Conservativism: Protect especially against threats to the status quo (which is good).Andrew partially disagreed, in a different post:
Progressivism: Protect especially against threats to the poor.
Libertarianism: Protection is the wrong approach. Let's create instead.
Every political arguer is in roughly guardian mode while advocating, even if he's arguing for pure trade liberty!And I wanted to answer that. I don't think Andrew and I disagree massively, here, so there must be some communication difficulty.
The business of politics is, at its core, guardianism. The thing that distinguishes libertarians from other participants in the political process is that they are fundamentally opposed to guardianism in all/most of its flavors. It is as if the libertarians are pacifist arguing to two warring nations that they should stop the war. From the libertarian POV, it is the war that is the problem. However, both sides have reasons why they think it is worthwhile to continue the fight. Not surprising, then, that the libertarians were among the founders of antiwar.com.

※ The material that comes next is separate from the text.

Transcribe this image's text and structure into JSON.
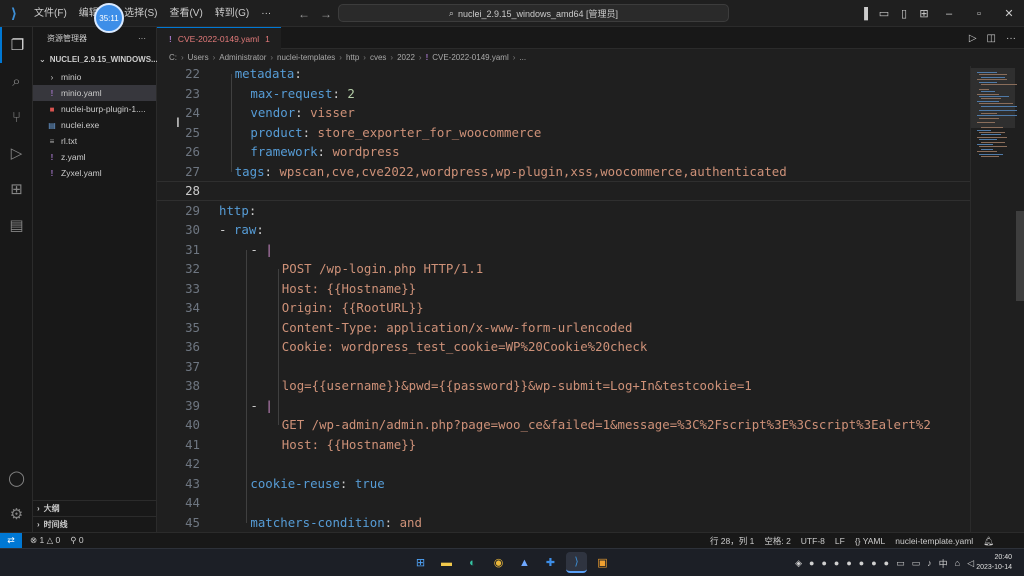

It also explains why the libertarians are unable to win, and why libertarians are disillusioned with politics. If libertarians want (primary goal) less political action, and in order to get elected, one needs to do lots of political acting...it's not going to work out that well. Libertarians are shifting into the Romer/Friedman/Anarchist camp rather rapidly now as well...also because of the (now seemingly-) obvious position that doing politics won't reduce the amount of politics that gets done. The liberals have been saying for years: you can't stop violence with more violence. The anti-voting libertarian argues: you can't stop political violence with more political violence.
I think that this is where Andrew and I agree, but perhaps it wasn't called out previously.